Me surpreende a agudeza com que Basílio, como João Crisóstomo, parece descrever a realidade atual do povo brasileiro, e me surpreende ainda mais ler os jornais e ver através de suas manchetes a sabedoria evangélica de Basílio. Hoje leia com surpresa a noticia de que cresce a pobreza ao redor do mundo, enquanto a riqueza se acumula em mãos de uns poucos. Lendo isso, não posso evitar que me viesse à mente um texto de Basílio que diz o seguinte:

"Tais são ricos, tais seus benefícios. Dão pouco e recebem muito. Esta é vossa humanidade. Expoliam, mesmo quando dizem que socorrem. Para vocês, até mesmo o pobre é uma fonte fecunda da vossa ganância. Impõem ao pobre a usura, (o consumismo), e sabem obrigá-lo depois a pagar caro por isso, mesmo quando não tenham sequer o suficiente para as suas necessidades básicas. Como vocês são misericordiosos! Os que vocês ‘libertam’, vinculam a vocês e os obrigam a que vos paguem pelas suas ganâncias, mesmo que não tenham o que comer. Pode-se imaginar..."São Basílio


João Calvino explicou deste modo no seu comentário do Salmo 74, como tinhamos que lembrar os pobres e cuidar deles,

“Deus tomou um cuidado maior pelos pobres que os outros, devido a que estão mais expostos a violence e lesões… Davi, portanto, particularmente menciona que o rei seria o defensor daqueles que somente podem ser salvos sobre a proteção dos magistrados.”

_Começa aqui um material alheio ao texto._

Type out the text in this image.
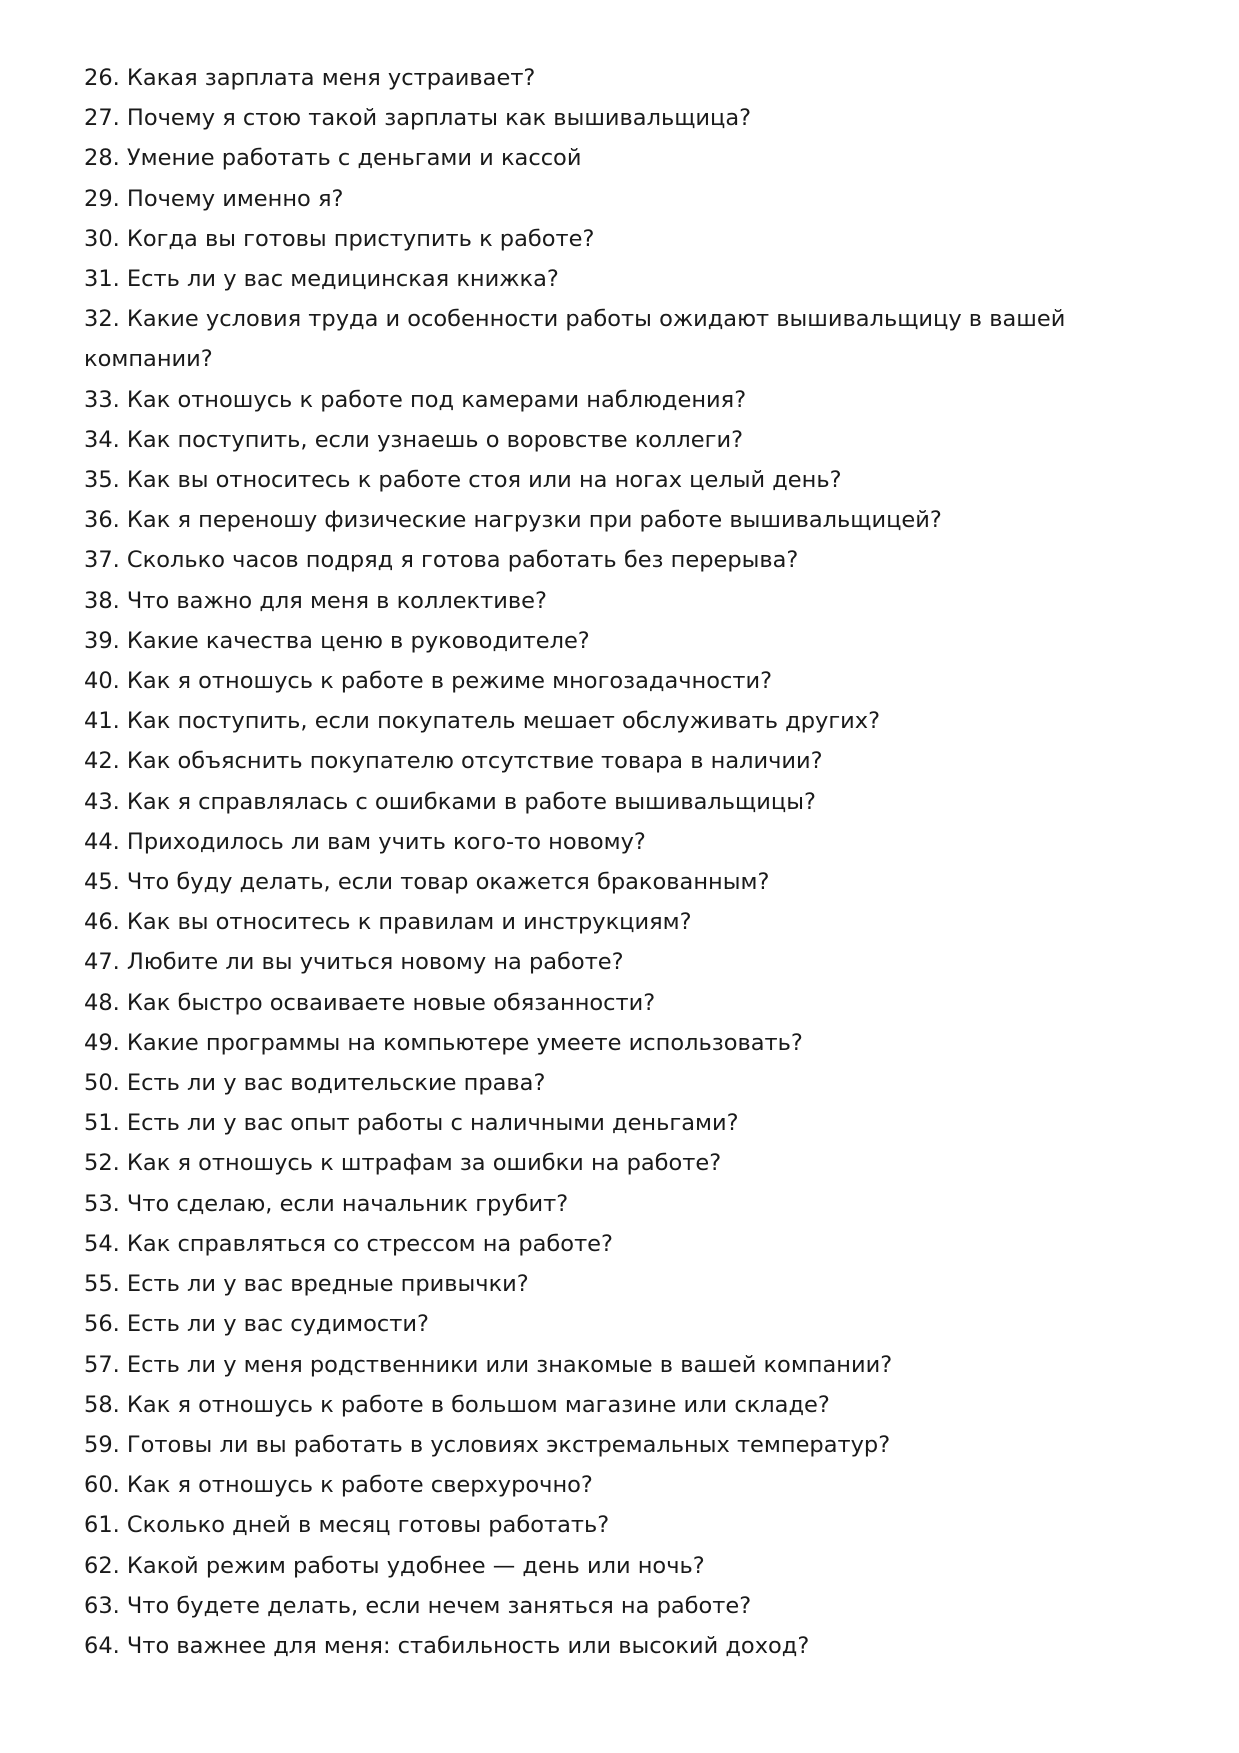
26. Какая зарплата меня устраивает?
27. Почему я стою такой зарплаты как вышивальщица?
28. Умение работать с деньгами и кассой
29. Почему именно я?
30. Когда вы готовы приступить к работе?
31. Есть ли у вас медицинская книжка?
32. Какие условия труда и особенности работы ожидают вышивальщицу в вашей компании?
33. Как отношусь к работе под камерами наблюдения?
34. Как поступить, если узнаешь о воровстве коллеги?
35. Как вы относитесь к работе стоя или на ногах целый день?
36. Как я переношу физические нагрузки при работе вышивальщицей?
37. Сколько часов подряд я готова работать без перерыва?
38. Что важно для меня в коллективе?
39. Какие качества ценю в руководителе?
40. Как я отношусь к работе в режиме многозадачности?
41. Как поступить, если покупатель мешает обслуживать других?
42. Как объяснить покупателю отсутствие товара в наличии?
43. Как я справлялась с ошибками в работе вышивальщицы?
44. Приходилось ли вам учить кого-то новому?
45. Что буду делать, если товар окажется бракованным?
46. Как вы относитесь к правилам и инструкциям?
47. Любите ли вы учиться новому на работе?
48. Как быстро осваиваете новые обязанности?
49. Какие программы на компьютере умеете использовать?
50. Есть ли у вас водительские права?
51. Есть ли у вас опыт работы с наличными деньгами?
52. Как я отношусь к штрафам за ошибки на работе?
53. Что сделаю, если начальник грубит?
54. Как справляться со стрессом на работе?
55. Есть ли у вас вредные привычки?
56. Есть ли у вас судимости?
57. Есть ли у меня родственники или знакомые в вашей компании?
58. Как я отношусь к работе в большом магазине или складе?
59. Готовы ли вы работать в условиях экстремальных температур?
60. Как я отношусь к работе сверхурочно?
61. Сколько дней в месяц готовы работать?
62. Какой режим работы удобнее — день или ночь?
63. Что будете делать, если нечем заняться на работе?
64. Что важнее для меня: стабильность или высокий доход?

A questão de que isto deveria ser deixado somente a ação de pessoas bondosas, foi respondia com clareza pelo próprio João Calvino quando afirmou que era a função da igreja através dos diáconos. Calvino afirmou o antigo refrão cristão de que a propriedade da igreja é a propriedade dos pobres. Ele seguiu a regra da igreja medieval recomendando as igrejas dedicar ao menos a metade dos seus recursos para cuidar dos necessitados.

A busca do desenvolvimento humano é um compromisso do qual nenhum cristão está isento, pois não lhe exige uma tradição, nem sequer um comportamento ético, mas trata-se antes de uma exigência que brota das palavras de Jesus:

"porque tive fome e me destes de comer; tive sede e me destes de beber; era peregrino e me acolhestes; nu e me vestistes; enfermo e me visitastes; estava na prisão e viestes a mim». ( Mt 25, 35-36).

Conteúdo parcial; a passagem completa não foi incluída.